Medical Marijuana & Epilepsy

Historical use of cannabis and epilepsy treatments

“Indian hemp, when pure and administered carefully, is one of the most valuable medicines we possess.” —Queen Victoria’s personal physician1

The medical marijuana debate has been refueled after the reality television show “Weed Wars” aired an episode about a father who turns to medical marijuana to cure his son’s seizures. Here is ‘s a clip from the show…

“It’s what they call a tincture. It’s a vegetable glycerine, so it’s very sweet. This might work, because I’m not trying to get my son high, I’m trying to cure my son’s seizures.”

Five-year-old Jayden has Dravet’s Syndrome, an extreme form of epilepsy, which has bought on hour-long seizures since he was a few months old. Traditional medication has provided little or no relief for him. So his father turned to Harborside Health Center, a medical marijuana dispensary in Oakland.

The San Francisco Chronicle explains…

“…the staff recommends treating Jayden with a tincture containing a high level of cannabidiol (CBD), a health-restoring compound in cannabis that has been shown to help control convulsions, and low amounts of [tetrahydrocannabinol] (THC), the psychoactive agent found in marijuana.”

The creators of Weed Wars, Steve and Andrew DeAngelo, explain on MSNBC – they hope the series will help people see why they believe medical marijuana helps both the patients and the community.

“We’re trying to show people that cannabis can be distributed to patients who legitimately need it in a way that brings benefits to community and not harms. You know, in addition to helping our 94,000 patients, we’ve also created 80 well-paying jobs in the city of Oakland and another 40 in the city of San Jose. And last year, we generated over three million dollars in tax revenue…”

But others are still concerned. On The O’Reilly Factor, Bill O’Reilly tells the DeAngelos why he thinks – no.

Bill O’Reilly:”Many people in California submit their medical sheets and I’m sure you’ve seen this, that they use marijuana for anxiety. Right, anxiety?
Steve and Andrew DeAngelo: “Yep, that’s true. It’s common, absolutely true.”
Bill O’Reilly: “Forgive me for being cynical, but all human beings have anxiety, so that means that every person on earth could get a medical marijuana card.”

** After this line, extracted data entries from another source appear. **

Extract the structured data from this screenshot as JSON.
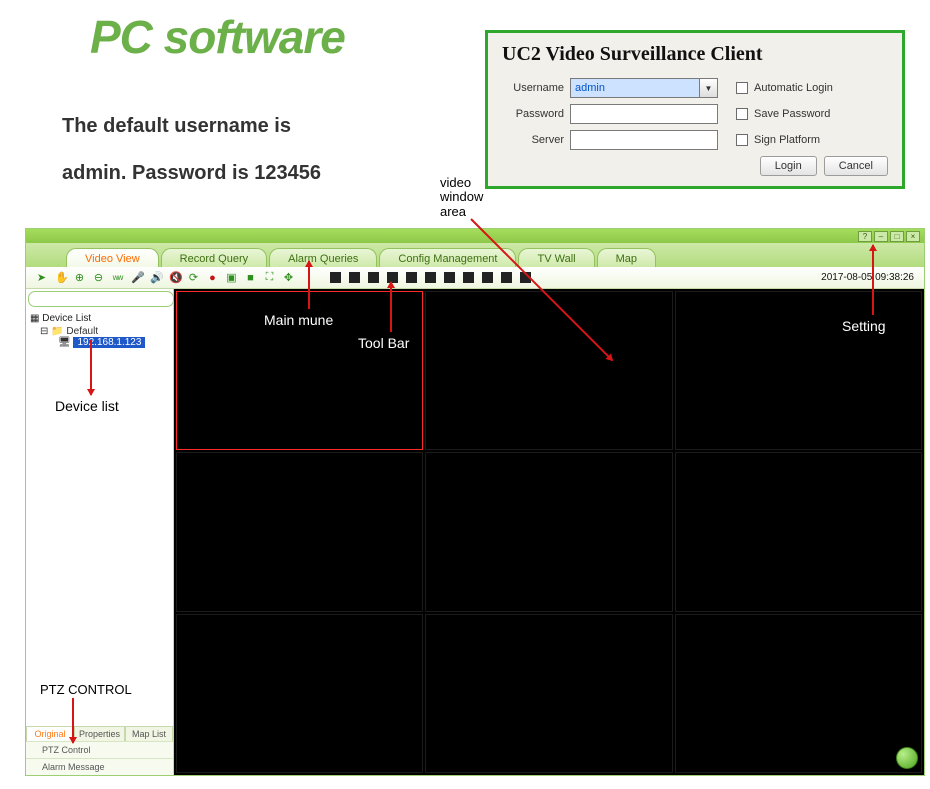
{
  "heading": "PC software",
  "subtext_line1": "The default username is",
  "subtext_line2": "admin. Password is 123456",
  "login": {
    "title": "UC2 Video Surveillance Client",
    "username_label": "Username",
    "password_label": "Password",
    "server_label": "Server",
    "username_value": "admin",
    "password_value": "",
    "server_value": "",
    "auto_login": "Automatic Login",
    "save_password": "Save Password",
    "sign_platform": "Sign Platform",
    "login_btn": "Login",
    "cancel_btn": "Cancel"
  },
  "tabs": {
    "video_view": "Video View",
    "record_query": "Record Query",
    "alarm_queries": "Alarm Queries",
    "config_mgmt": "Config Management",
    "tv_wall": "TV Wall",
    "map": "Map"
  },
  "toolbar": {
    "timestamp": "2017-08-05 09:38:26"
  },
  "sidebar": {
    "device_list_label": "Device List",
    "default_label": "Default",
    "selected_device": "192.168.1.123",
    "bottom_tabs": {
      "original": "Original",
      "properties": "Properties",
      "map_list": "Map List"
    },
    "footer": {
      "ptz": "PTZ Control",
      "alarm": "Alarm Message"
    }
  },
  "annotations": {
    "video_window_area": "video\nwindow\narea",
    "main_menu": "Main mune",
    "tool_bar": "Tool Bar",
    "setting": "Setting",
    "device_list": "Device list",
    "ptz_control": "PTZ CONTROL"
  },
  "win_controls": {
    "help": "?",
    "min": "–",
    "max": "□",
    "close": "×"
  }
}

But the DeAngelo’s say – a person who wants relief from anxiety can be prescribed other medications, like Valium, which can have much worse side effects than marijuana.

The use of cannabis (marijuana) for medical purposes dates back almost five millennia. Western medicine publicly advocated marijuana’s medicinal properties in the mid-1800s; by the beginning of the 20th century, numerous articles in the medical literature recommended its use for a variety of disorders, including multiple neurologic conditions. The compound was available “over the counter” in pharmacies across the United States at that time.2 Cannabis remained on US formularies until 1941. It was removed only after Congress passed the Marijuana Tax Act of 1937, which severely hampered physicians from prescribing it.2 Currently in the United States, the drug is classified as a Schedule I drug under the Controlled Substances Act, thus criminalizing the use of medical marijuana for Americans.